Sql-server – SQL Server database file fragmentation

sql-server-2008

I have inherited a system where the previous DBA added 7 data files to the PRIMARY filegroup (8MB initial size) and left the AUTOGROW option at 8MB. What I have now is a set of eight files each about 3 – 4GB in size that have been slowly growing over a two-year period. I'd like to remove the file fragmentation in the fastest way possible.

Here are the options that I came up with:

  1. Expand the 1st file in the PRIMARY filegroup by ~28GB (7 files x 4GB)
  2. Move the data off each of the successive files and mark them for deletion
  3. Delete the other 7 files
  4. Detach the database
  5. Copy the detached database file to a different drive on the server
  6. Copy the detached database file back to the original drive
  7. Reattach the database

or

  1. Create a new database 32GB in size (8 x 4GB)
  2. Transfer all of the objects, tables, users and permissions to the new database using SSIS
  3. Drop the old database
  4. Rename the new database

Is an OS level "Disk Defrag" still not an option?

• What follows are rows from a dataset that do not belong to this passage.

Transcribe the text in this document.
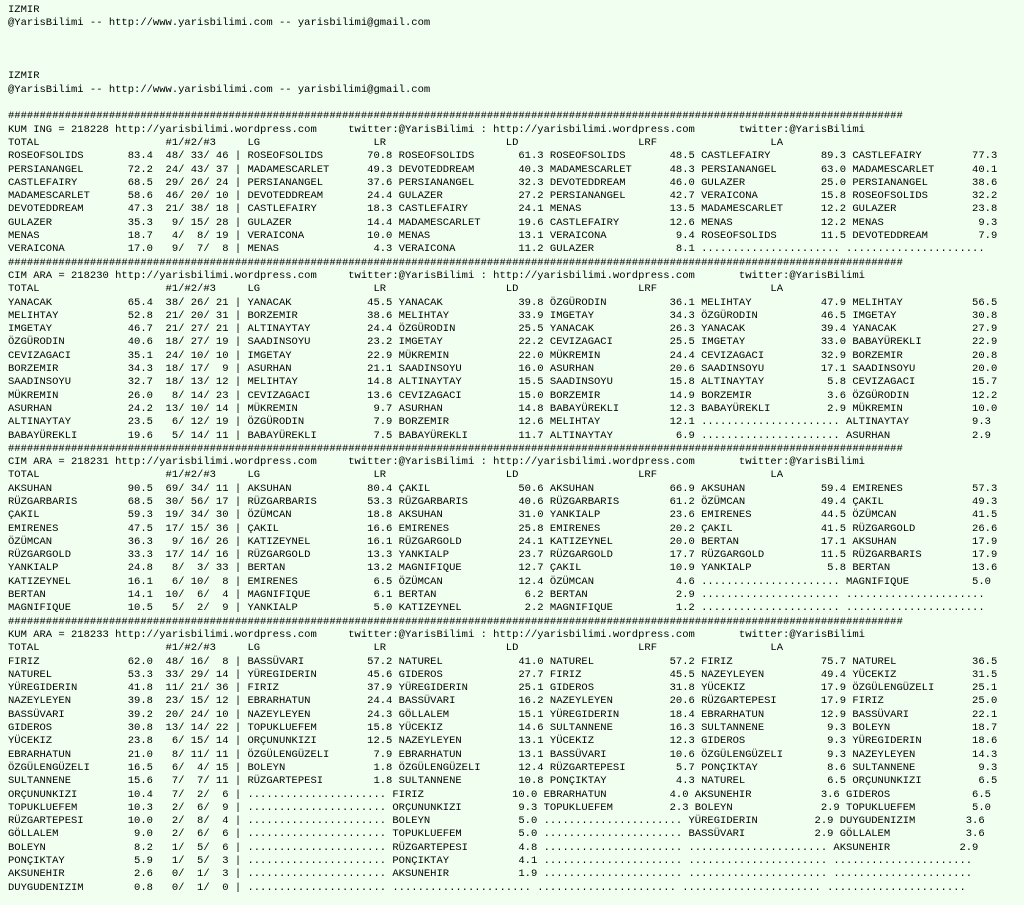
IZMIR
@YarisBilimi -- http://www.yarisbilimi.com -- yarisbilimi@gmail.com
IZMIR
@YarisBilimi -- http://www.yarisbilimi.com -- yarisbilimi@gmail.com
##############################################################################################################################################
KUM ING = 218228 http://yarisbilimi.wordpress.com     twitter:@YarisBilimi : http://yarisbilimi.wordpress.com       twitter:@YarisBilimi
TOTAL                    #1/#2/#3     LG                  LR                   LD                   LRF                  LA
ROSEOFSOLIDS       83.4  48/ 33/ 46 | ROSEOFSOLIDS       70.8 ROSEOFSOLIDS       61.3 ROSEOFSOLIDS       48.5 CASTLEFAIRY        89.3 CASTLEFAIRY        77.3
PERSIANANGEL       72.2  24/ 43/ 37 | MADAMESCARLET      49.3 DEVOTEDDREAM       40.3 MADAMESCARLET      48.3 PERSIANANGEL       63.0 MADAMESCARLET      40.1
CASTLEFAIRY        68.5  29/ 26/ 24 | PERSIANANGEL       37.6 PERSIANANGEL       32.3 DEVOTEDDREAM       46.0 GULAZER            25.0 PERSIANANGEL       38.6
MADAMESCARLET      58.6  46/ 20/ 10 | DEVOTEDDREAM       24.4 GULAZER            27.2 PERSIANANGEL       42.7 VERAICONA          15.8 ROSEOFSOLIDS       32.2
DEVOTEDDREAM       47.3  21/ 38/ 18 | CASTLEFAIRY        18.3 CASTLEFAIRY        24.1 MENAS              13.5 MADAMESCARLET      12.2 GULAZER            23.8
GULAZER            35.3   9/ 15/ 28 | GULAZER            14.4 MADAMESCARLET      19.6 CASTLEFAIRY        12.6 MENAS              12.2 MENAS               9.3
MENAS              18.7   4/  8/ 19 | VERAICONA          10.0 MENAS              13.1 VERAICONA           9.4 ROSEOFSOLIDS       11.5 DEVOTEDDREAM        7.9
VERAICONA          17.0   9/  7/  8 | MENAS               4.3 VERAICONA          11.2 GULAZER             8.1 ...................... ......................
##############################################################################################################################################
CIM ARA = 218230 http://yarisbilimi.wordpress.com     twitter:@YarisBilimi : http://yarisbilimi.wordpress.com       twitter:@YarisBilimi
TOTAL                    #1/#2/#3     LG                  LR                   LD                   LRF                  LA
YANACAK            65.4  38/ 26/ 21 | YANACAK            45.5 YANACAK            39.8 ÖZGÜRODIN          36.1 MELIHTAY           47.9 MELIHTAY           56.5
MELIHTAY           52.8  21/ 20/ 31 | BORZEMIR           38.6 MELIHTAY           33.9 IMGETAY            34.3 ÖZGÜRODIN          46.5 IMGETAY            30.8
IMGETAY            46.7  21/ 27/ 21 | ALTINAYTAY         24.4 ÖZGÜRODIN          25.5 YANACAK            26.3 YANACAK            39.4 YANACAK            27.9
ÖZGÜRODIN          40.6  18/ 27/ 19 | SAADINSOYU         23.2 IMGETAY            22.2 CEVIZAGACI         25.5 IMGETAY            33.0 BABAYÜREKLI        22.9
CEVIZAGACI         35.1  24/ 10/ 10 | IMGETAY            22.9 MÜKREMIN           22.0 MÜKREMIN           24.4 CEVIZAGACI         32.9 BORZEMIR           20.8
BORZEMIR           34.3  18/ 17/  9 | ASURHAN            21.1 SAADINSOYU         16.0 ASURHAN            20.6 SAADINSOYU         17.1 SAADINSOYU         20.0
SAADINSOYU         32.7  18/ 13/ 12 | MELIHTAY           14.8 ALTINAYTAY         15.5 SAADINSOYU         15.8 ALTINAYTAY          5.8 CEVIZAGACI         15.7
MÜKREMIN           26.0   8/ 14/ 23 | CEVIZAGACI         13.6 CEVIZAGACI         15.0 BORZEMIR           14.9 BORZEMIR            3.6 ÖZGÜRODIN          12.2
ASURHAN            24.2  13/ 10/ 14 | MÜKREMIN            9.7 ASURHAN            14.8 BABAYÜREKLI        12.3 BABAYÜREKLI         2.9 MÜKREMIN           10.0
ALTINAYTAY         23.5   6/ 12/ 19 | ÖZGÜRODIN           7.9 BORZEMIR           12.6 MELIHTAY           12.1 ...................... ALTINAYTAY          9.3
BABAYÜREKLI        19.6   5/ 14/ 11 | BABAYÜREKLI         7.5 BABAYÜREKLI        11.7 ALTINAYTAY          6.9 ...................... ASURHAN             2.9
##############################################################################################################################################
CIM ARA = 218231 http://yarisbilimi.wordpress.com     twitter:@YarisBilimi : http://yarisbilimi.wordpress.com       twitter:@YarisBilimi
TOTAL                    #1/#2/#3     LG                  LR                   LD                   LRF                  LA
AKSUHAN            90.5  69/ 34/ 11 | AKSUHAN            80.4 ÇAKIL              50.6 AKSUHAN            66.9 AKSUHAN            59.4 EMIRENES           57.3
RÜZGARBARIS        68.5  30/ 56/ 17 | RÜZGARBARIS        53.3 RÜZGARBARIS        40.6 RÜZGARBARIS        61.2 ÖZÜMCAN            49.4 ÇAKIL              49.3
ÇAKIL              59.3  19/ 34/ 30 | ÖZÜMCAN            18.8 AKSUHAN            31.0 YANKIALP           23.6 EMIRENES           44.5 ÖZÜMCAN            41.5
EMIRENES           47.5  17/ 15/ 36 | ÇAKIL              16.6 EMIRENES           25.8 EMIRENES           20.2 ÇAKIL              41.5 RÜZGARGOLD         26.6
ÖZÜMCAN            36.3   9/ 16/ 26 | KATIZEYNEL         16.1 RÜZGARGOLD         24.1 KATIZEYNEL         20.0 BERTAN             17.1 AKSUHAN            17.9
RÜZGARGOLD         33.3  17/ 14/ 16 | RÜZGARGOLD         13.3 YANKIALP           23.7 RÜZGARGOLD         17.7 RÜZGARGOLD         11.5 RÜZGARBARIS        17.9
YANKIALP           24.8   8/  3/ 33 | BERTAN             13.2 MAGNIFIQUE         12.7 ÇAKIL              10.9 YANKIALP            5.8 BERTAN             13.6
KATIZEYNEL         16.1   6/ 10/  8 | EMIRENES            6.5 ÖZÜMCAN            12.4 ÖZÜMCAN             4.6 ...................... MAGNIFIQUE          5.0
BERTAN             14.1  10/  6/  4 | MAGNIFIQUE          6.1 BERTAN              6.2 BERTAN              2.9 ...................... ......................
MAGNIFIQUE         10.5   5/  2/  9 | YANKIALP            5.0 KATIZEYNEL          2.2 MAGNIFIQUE          1.2 ...................... ......................
##############################################################################################################################################
KUM ARA = 218233 http://yarisbilimi.wordpress.com     twitter:@YarisBilimi : http://yarisbilimi.wordpress.com       twitter:@YarisBilimi
TOTAL                    #1/#2/#3     LG                  LR                   LD                   LRF                  LA
FIRIZ              62.0  48/ 16/  8 | BASSÜVARI          57.2 NATUREL            41.0 NATUREL            57.2 FIRIZ              75.7 NATUREL            36.5
NATUREL            53.3  33/ 29/ 14 | YÜREGIDERIN        45.6 GIDEROS            27.7 FIRIZ              45.5 NAZEYLEYEN         49.4 YÜCEKIZ            31.5
YÜREGIDERIN        41.8  11/ 21/ 36 | FIRIZ              37.9 YÜREGIDERIN        25.1 GIDEROS            31.8 YÜCEKIZ            17.9 ÖZGÜLENGÜZELI      25.1
NAZEYLEYEN         39.8  23/ 15/ 12 | EBRARHATUN         24.4 BASSÜVARI          16.2 NAZEYLEYEN         20.6 RÜZGARTEPESI       17.9 FIRIZ              25.0
BASSÜVARI          39.2  20/ 24/ 10 | NAZEYLEYEN         24.3 GÖLLALEM           15.1 YÜREGIDERIN        18.4 EBRARHATUN         12.9 BASSÜVARI          22.1
GIDEROS            30.8  13/ 14/ 22 | TOPUKLUEFEM        15.8 YÜCEKIZ            14.6 SULTANNENE         16.3 SULTANNENE          9.3 BOLEYN             18.7
YÜCEKIZ            23.8   6/ 15/ 14 | ORÇUNUNKIZI        12.5 NAZEYLEYEN         13.1 YÜCEKIZ            12.3 GIDEROS             9.3 YÜREGIDERIN        18.6
EBRARHATUN         21.0   8/ 11/ 11 | ÖZGÜLENGÜZELI       7.9 EBRARHATUN         13.1 BASSÜVARI          10.6 ÖZGÜLENGÜZELI       9.3 NAZEYLEYEN         14.3
ÖZGÜLENGÜZELI      16.5   6/  4/ 15 | BOLEYN              1.8 ÖZGÜLENGÜZELI      12.4 RÜZGARTEPESI        5.7 PONÇIKTAY           8.6 SULTANNENE          9.3
SULTANNENE         15.6   7/  7/ 11 | RÜZGARTEPESI        1.8 SULTANNENE         10.8 PONÇIKTAY           4.3 NATUREL             6.5 ORÇUNUNKIZI         6.5
ORÇUNUNKIZI        10.4   7/  2/  6 | ...................... FIRIZ              10.0 EBRARHATUN          4.0 AKSUNEHIR           3.6 GIDEROS             6.5
TOPUKLUEFEM        10.3   2/  6/  9 | ...................... ORÇUNUNKIZI         9.3 TOPUKLUEFEM         2.3 BOLEYN              2.9 TOPUKLUEFEM         5.0
RÜZGARTEPESI       10.0   2/  8/  4 | ...................... BOLEYN              5.0 ...................... YÜREGIDERIN         2.9 DUYGUDENIZIM        3.6
GÖLLALEM            9.0   2/  6/  6 | ...................... TOPUKLUEFEM         5.0 ...................... BASSÜVARI           2.9 GÖLLALEM            3.6
BOLEYN              8.2   1/  5/  6 | ...................... RÜZGARTEPESI        4.8 ...................... ...................... AKSUNEHIR           2.9
PONÇIKTAY           5.9   1/  5/  3 | ...................... PONÇIKTAY           4.1 ...................... ...................... ......................
AKSUNEHIR           2.6   0/  1/  3 | ...................... AKSUNEHIR           1.9 ...................... ...................... ......................
DUYGUDENIZIM        0.8   0/  1/  0 | ...................... ...................... ...................... ...................... ......................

I do not know which option is the best or if it will even work.

Also, this database is being mirrored and replicated, so the least amount of work in regard to having to rebuild that it optimal.

Thanks for your help.

Best Answer

Now, after so many increases in space, surely the physical files are fragmented and would benefit from some defragmentation at the file level.

I don't know your situation, but any server should be fast enough to serve a single 32 GB data file. I would see a benefit only if all those files are on different physical disks, otherwise I don't see the need for such hassle.

In this situation I'd go with solution 1, though, I'd create the file bigger than current size, with space that should suffice at least for the next year and with a bigger size for autogrow.

I didn't think that OS level defrag was available for live database files. I always thought that you need to detach it in order to be able to defrag a file, but seems that the guys from the Serverfault answer were able to defrag a db file while the db was online.

Both your options should be able to work, to make your db faster by using a single defragged file, though, for solution no 2, I don't see the need to have same number of files, you can create a database with a single data file and using SSIS/bcp to move everything in the tables of the new db.

I would test before, but I think that the first solution would be faster.